AWS Cloud Search in Five Minutes

AWS CloudSearch Service in 5 minutes

AWS CloudSearch is a self service, click of a button search engine service in AWS cloud. The CloudSearch is based on Apache SOLR search engine. The CloudSearch provides a way to configure and deploy an Apache SOLR without you have to do it manually. The CloudSearch has a easy to use configuration that allows you to setup index fields manually or with sample data. When you provide a sample data, the index setup process automatically recognizes data types. Then, you can review the setup and you can add, change or delete index fields. These are basic SOLR shcema configurations; however, the CloudSearch configuration does cannot allow more complicated configurations that you can do in SOLR schema.

Through SOLR schema allows to tune your index fields, I am in favor of schema-less search engine for many reasons.

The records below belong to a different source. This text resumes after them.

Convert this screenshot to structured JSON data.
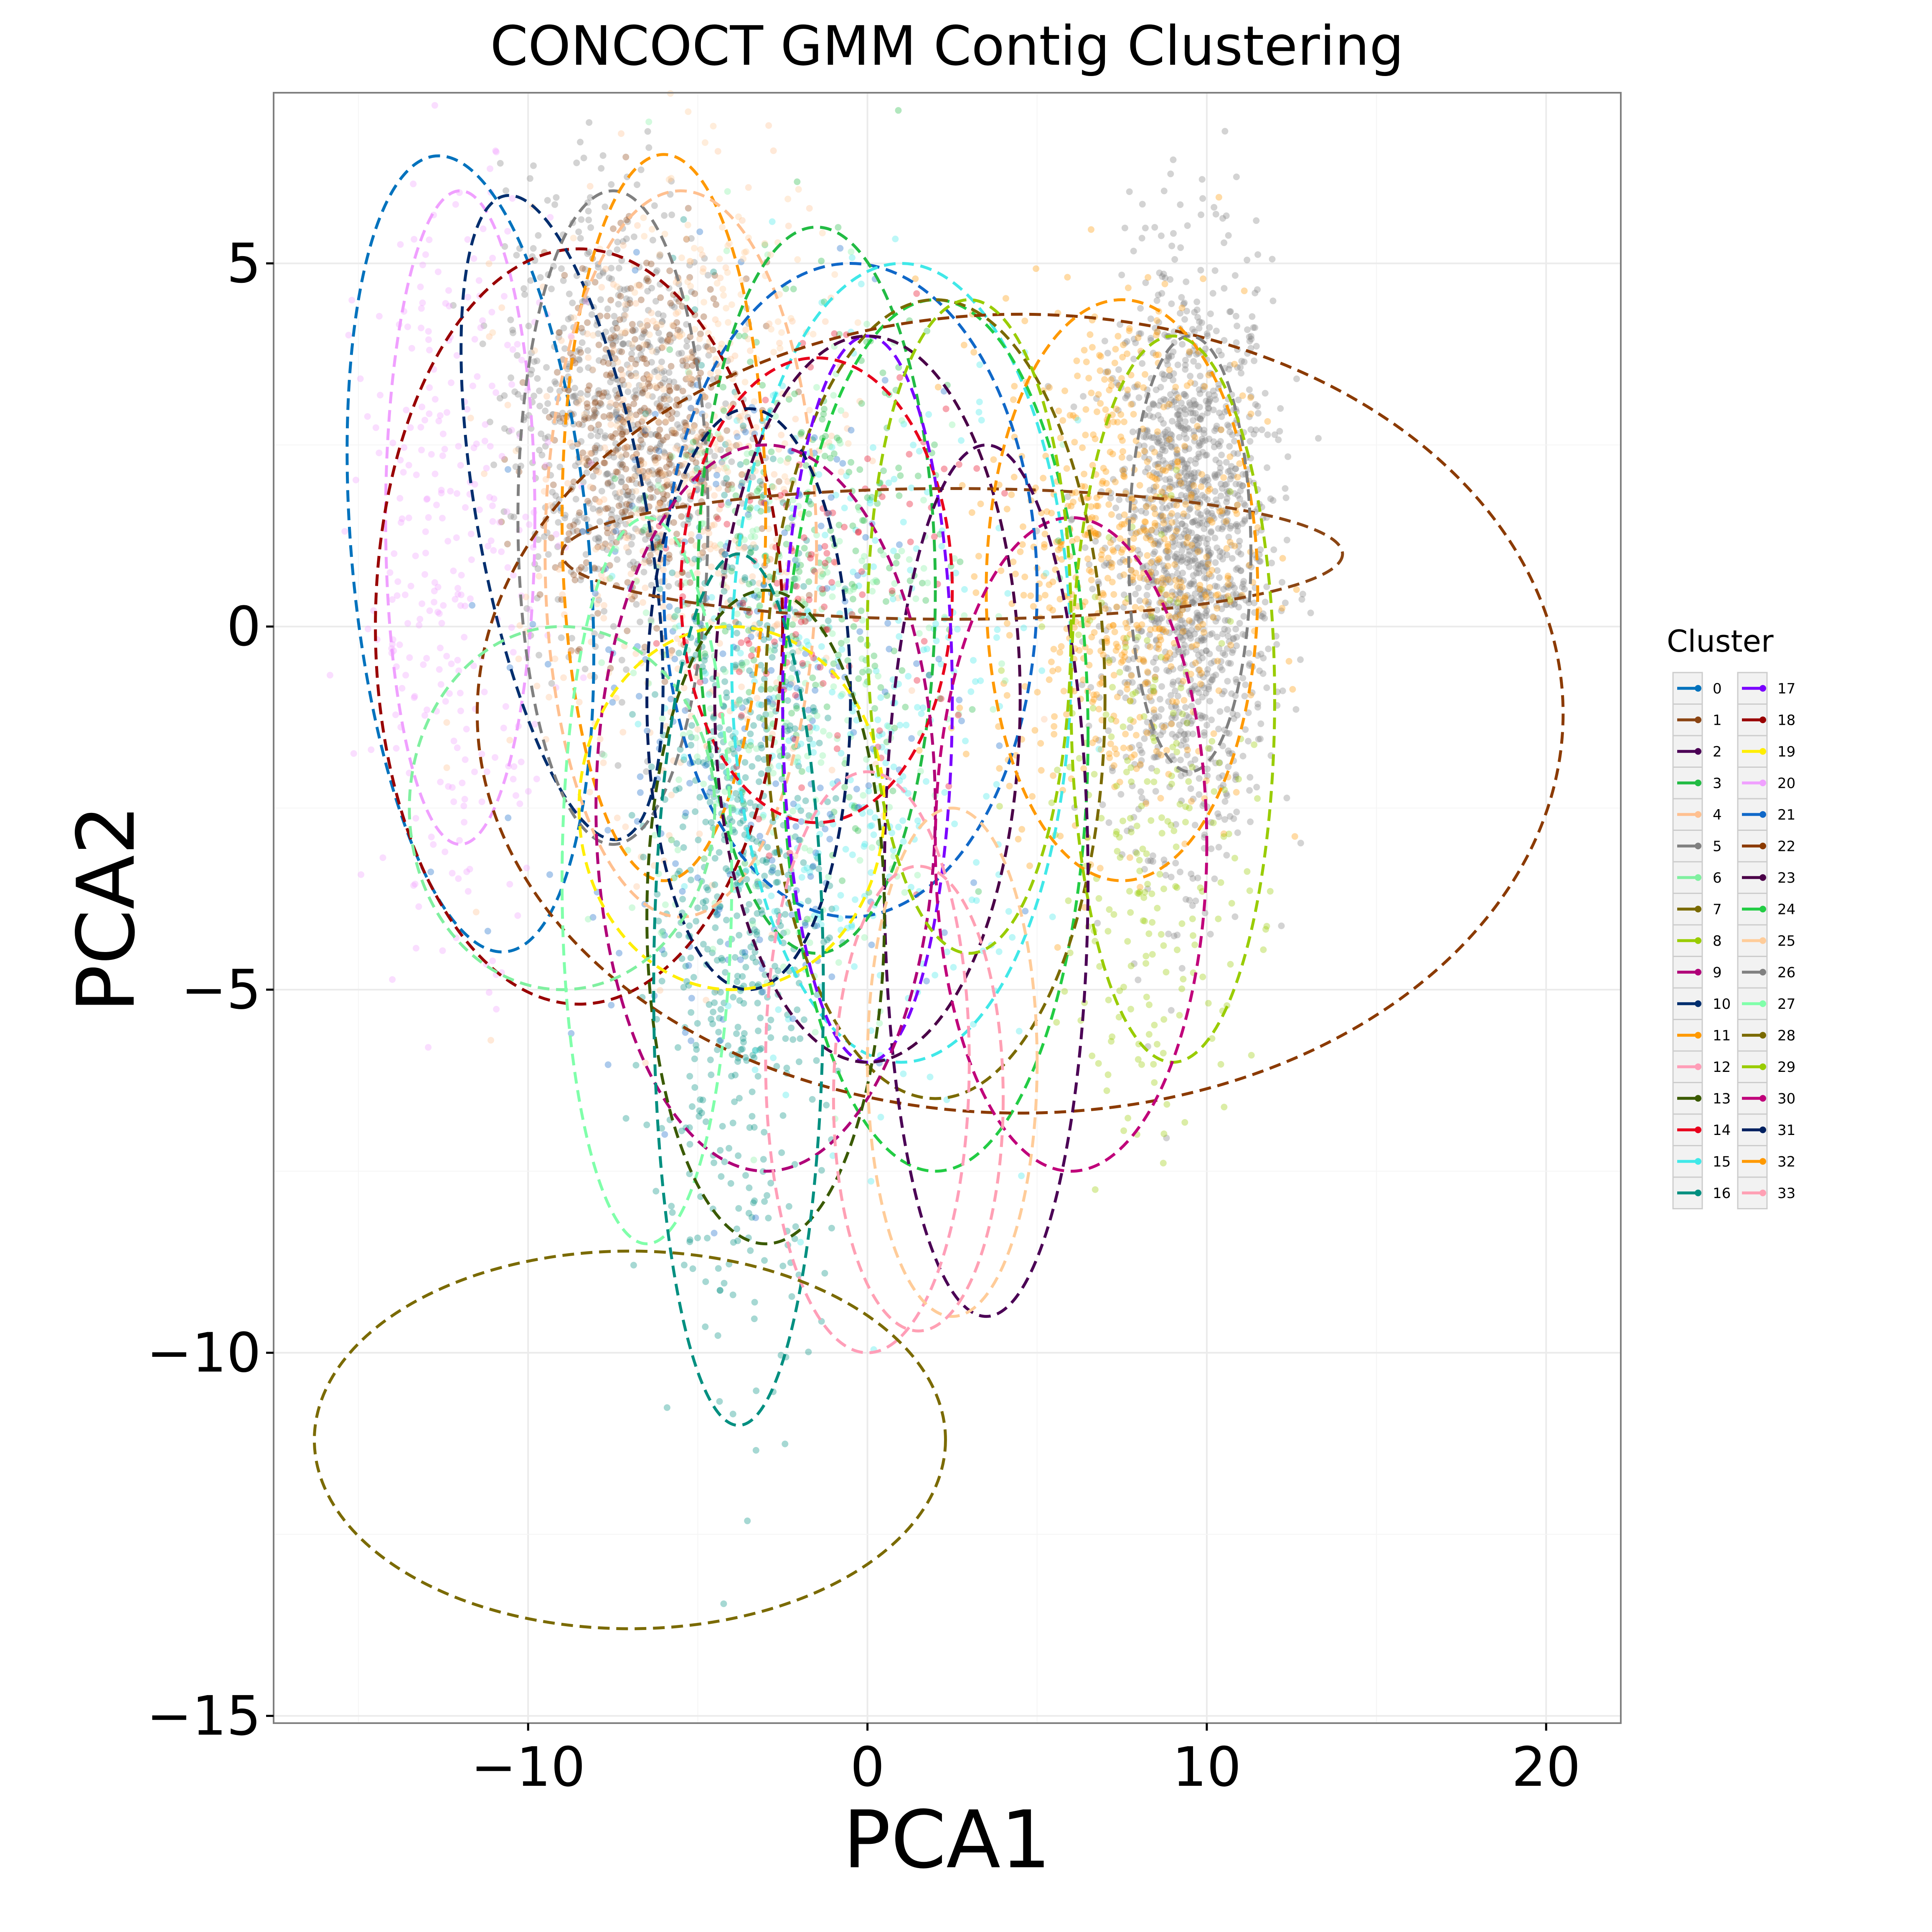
{
  "chart_data": {
    "type": "scatter",
    "title": "CONCOCT GMM Contig Clustering",
    "xlabel": "PCA1",
    "ylabel": "PCA2",
    "xlim": [
      -17.5,
      22.2
    ],
    "ylim": [
      -15.1,
      7.35
    ],
    "x_ticks": [
      -10,
      0,
      10,
      20
    ],
    "x_tick_labels": [
      "−10",
      "0",
      "10",
      "20"
    ],
    "y_ticks": [
      -15,
      -10,
      -5,
      0,
      5
    ],
    "y_tick_labels": [
      "−15",
      "−10",
      "−5",
      "0",
      "5"
    ],
    "grid": true,
    "legend": {
      "title": "Cluster",
      "placement": "right",
      "columns": [
        [
          "0",
          "1",
          "2",
          "3",
          "4",
          "5",
          "6",
          "7",
          "8",
          "9",
          "10",
          "11",
          "12",
          "13",
          "14",
          "15",
          "16"
        ],
        [
          "17",
          "18",
          "19",
          "20",
          "21",
          "22",
          "23",
          "24",
          "25",
          "26",
          "27",
          "28",
          "29",
          "30",
          "31",
          "32",
          "33"
        ]
      ]
    },
    "cluster_colors": {
      "0": "#0072bd",
      "1": "#8b4513",
      "2": "#4b0055",
      "3": "#22bb44",
      "4": "#ffc090",
      "5": "#808080",
      "6": "#80f0a0",
      "7": "#7a6a00",
      "8": "#99cc00",
      "9": "#b00078",
      "10": "#002e6e",
      "11": "#ff9900",
      "12": "#ff9eb8",
      "13": "#3a5a00",
      "14": "#e8001c",
      "15": "#40e8e8",
      "16": "#008f80",
      "17": "#7a00ff",
      "18": "#990000",
      "19": "#ffee00",
      "20": "#f0a0ff",
      "21": "#1068c8",
      "22": "#8b3a00",
      "23": "#4a0048",
      "24": "#22cc44",
      "25": "#ffcc99",
      "26": "#808080",
      "27": "#80ffaa",
      "28": "#7a6a00",
      "29": "#99cc00",
      "30": "#c0007a",
      "31": "#002060",
      "32": "#ff9900",
      "33": "#ffa0b4"
    },
    "ellipses": [
      {
        "cluster": "0",
        "cx": -11.7,
        "cy": 1.0,
        "rx": 3.5,
        "ry": 5.5,
        "angle": 5
      },
      {
        "cluster": "20",
        "cx": -12.0,
        "cy": 1.5,
        "rx": 2.2,
        "ry": 4.5,
        "angle": 0
      },
      {
        "cluster": "18",
        "cx": -8.5,
        "cy": 0.0,
        "rx": 6.0,
        "ry": 5.2,
        "angle": 0
      },
      {
        "cluster": "10",
        "cx": -9.0,
        "cy": 1.5,
        "rx": 2.5,
        "ry": 4.5,
        "angle": 10
      },
      {
        "cluster": "26",
        "cx": -7.5,
        "cy": 1.5,
        "rx": 2.8,
        "ry": 4.5,
        "angle": 0
      },
      {
        "cluster": "11",
        "cx": -6.0,
        "cy": 1.5,
        "rx": 3.0,
        "ry": 5.0,
        "angle": 0
      },
      {
        "cluster": "4",
        "cx": -5.5,
        "cy": 1.0,
        "rx": 4.0,
        "ry": 5.0,
        "angle": 0
      },
      {
        "cluster": "21",
        "cx": -0.5,
        "cy": 0.5,
        "rx": 5.5,
        "ry": 4.5,
        "angle": 0
      },
      {
        "cluster": "3",
        "cx": -1.5,
        "cy": 0.5,
        "rx": 3.5,
        "ry": 5.0,
        "angle": 0
      },
      {
        "cluster": "15",
        "cx": 1.0,
        "cy": -0.5,
        "rx": 5.0,
        "ry": 5.5,
        "angle": 0
      },
      {
        "cluster": "24",
        "cx": 2.0,
        "cy": -1.5,
        "rx": 4.5,
        "ry": 6.0,
        "angle": 0
      },
      {
        "cluster": "28",
        "cx": 2.0,
        "cy": -1.0,
        "rx": 5.0,
        "ry": 5.5,
        "angle": 0
      },
      {
        "cluster": "14",
        "cx": -1.5,
        "cy": 0.5,
        "rx": 4.0,
        "ry": 3.2,
        "angle": 0
      },
      {
        "cluster": "17",
        "cx": 0.0,
        "cy": -1.0,
        "rx": 2.5,
        "ry": 5.0,
        "angle": 0
      },
      {
        "cluster": "23",
        "cx": 0.0,
        "cy": -1.0,
        "rx": 4.5,
        "ry": 5.0,
        "angle": 0
      },
      {
        "cluster": "31",
        "cx": -3.5,
        "cy": -1.0,
        "rx": 3.0,
        "ry": 4.0,
        "angle": 0
      },
      {
        "cluster": "22",
        "cx": 4.5,
        "cy": -1.2,
        "rx": 16.0,
        "ry": 5.5,
        "angle": 0
      },
      {
        "cluster": "1",
        "cx": 2.5,
        "cy": 1.0,
        "rx": 11.5,
        "ry": 0.9,
        "angle": 0
      },
      {
        "cluster": "32",
        "cx": 7.5,
        "cy": 0.5,
        "rx": 4.0,
        "ry": 4.0,
        "angle": 0
      },
      {
        "cluster": "5",
        "cx": 9.5,
        "cy": 1.0,
        "rx": 1.8,
        "ry": 3.0,
        "angle": 0
      },
      {
        "cluster": "29",
        "cx": 9.0,
        "cy": -1.0,
        "rx": 3.0,
        "ry": 5.0,
        "angle": 0
      },
      {
        "cluster": "30",
        "cx": 6.0,
        "cy": -3.0,
        "rx": 4.0,
        "ry": 4.5,
        "angle": 0
      },
      {
        "cluster": "2",
        "cx": 3.5,
        "cy": -3.5,
        "rx": 3.0,
        "ry": 6.0,
        "angle": 0
      },
      {
        "cluster": "9",
        "cx": -3.0,
        "cy": -2.5,
        "rx": 5.0,
        "ry": 5.0,
        "angle": 0
      },
      {
        "cluster": "19",
        "cx": -4.0,
        "cy": -2.5,
        "rx": 4.5,
        "ry": 2.5,
        "angle": 0
      },
      {
        "cluster": "6",
        "cx": -9.0,
        "cy": -2.5,
        "rx": 4.5,
        "ry": 2.5,
        "angle": 0
      },
      {
        "cluster": "27",
        "cx": -6.5,
        "cy": -3.5,
        "rx": 2.5,
        "ry": 5.0,
        "angle": 0
      },
      {
        "cluster": "13",
        "cx": -3.0,
        "cy": -4.0,
        "rx": 3.5,
        "ry": 4.5,
        "angle": 0
      },
      {
        "cluster": "16",
        "cx": -3.8,
        "cy": -5.0,
        "rx": 2.5,
        "ry": 6.0,
        "angle": 0
      },
      {
        "cluster": "12",
        "cx": 0.0,
        "cy": -6.0,
        "rx": 3.0,
        "ry": 4.0,
        "angle": 0
      },
      {
        "cluster": "25",
        "cx": 2.5,
        "cy": -6.0,
        "rx": 2.5,
        "ry": 3.5,
        "angle": 0
      },
      {
        "cluster": "33",
        "cx": 1.5,
        "cy": -6.5,
        "rx": 2.5,
        "ry": 3.2,
        "angle": 0
      },
      {
        "cluster": "8",
        "cx": 3.0,
        "cy": 0.0,
        "rx": 3.0,
        "ry": 4.5,
        "angle": 0
      },
      {
        "cluster": "7",
        "cx": -7.0,
        "cy": -11.2,
        "rx": 9.3,
        "ry": 2.6,
        "angle": 0
      }
    ],
    "point_clouds": [
      {
        "cluster": "5",
        "cx": 9.5,
        "cy": 1.0,
        "sx": 1.2,
        "sy": 2.0,
        "n": 1400
      },
      {
        "cluster": "11",
        "cx": 7.5,
        "cy": 1.0,
        "sx": 1.8,
        "sy": 1.8,
        "n": 650
      },
      {
        "cluster": "26",
        "cx": -7.5,
        "cy": 3.0,
        "sx": 1.6,
        "sy": 1.6,
        "n": 650
      },
      {
        "cluster": "1",
        "cx": -6.5,
        "cy": 2.5,
        "sx": 1.5,
        "sy": 1.2,
        "n": 450
      },
      {
        "cluster": "4",
        "cx": -5.5,
        "cy": 1.0,
        "sx": 2.5,
        "sy": 2.5,
        "n": 350
      },
      {
        "cluster": "20",
        "cx": -12.0,
        "cy": 1.0,
        "sx": 1.5,
        "sy": 2.5,
        "n": 300
      },
      {
        "cluster": "16",
        "cx": -3.8,
        "cy": -3.5,
        "sx": 1.3,
        "sy": 3.0,
        "n": 600
      },
      {
        "cluster": "15",
        "cx": 0.0,
        "cy": -1.5,
        "sx": 2.5,
        "sy": 2.5,
        "n": 300
      },
      {
        "cluster": "3",
        "cx": -1.5,
        "cy": 0.5,
        "sx": 2.0,
        "sy": 2.0,
        "n": 250
      },
      {
        "cluster": "29",
        "cx": 8.5,
        "cy": -3.0,
        "sx": 1.5,
        "sy": 2.0,
        "n": 220
      },
      {
        "cluster": "21",
        "cx": -3.5,
        "cy": -1.0,
        "sx": 3.0,
        "sy": 2.5,
        "n": 250
      },
      {
        "cluster": "6",
        "cx": -2.5,
        "cy": -0.5,
        "sx": 2.5,
        "sy": 2.5,
        "n": 250
      },
      {
        "cluster": "14",
        "cx": -1.5,
        "cy": 0.5,
        "sx": 2.0,
        "sy": 1.5,
        "n": 120
      },
      {
        "cluster": "25",
        "cx": -5.0,
        "cy": 3.5,
        "sx": 2.0,
        "sy": 1.5,
        "n": 200
      }
    ]
  }
}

  1. Log into the AWS dashboard.
  2. Click “CloudSearch” – this will bring the CloudSearch dashboard
  3. Click “Create New Domain”
    1. Choose “Analyze Sample file from my local machine (Make sure the starting column has data. If you have empty column, the analyzer return with error and it the error does not indicate what is wrong with your file.)
    2. Setup up access policy
    3. Review and confirm your search engine setup
    4. The confirm triggers setup and deployment of SOLR. It will take few minutes to deploy the SOLR Search Engine.
  4. Upload Documents through the Dashboard once the CloudSearch is deployed and available. Click on the search server.
      1. Click on Upload Document
      2. Click on select document
      3. Click continue and review and finish

    Now the document is indexed in the server.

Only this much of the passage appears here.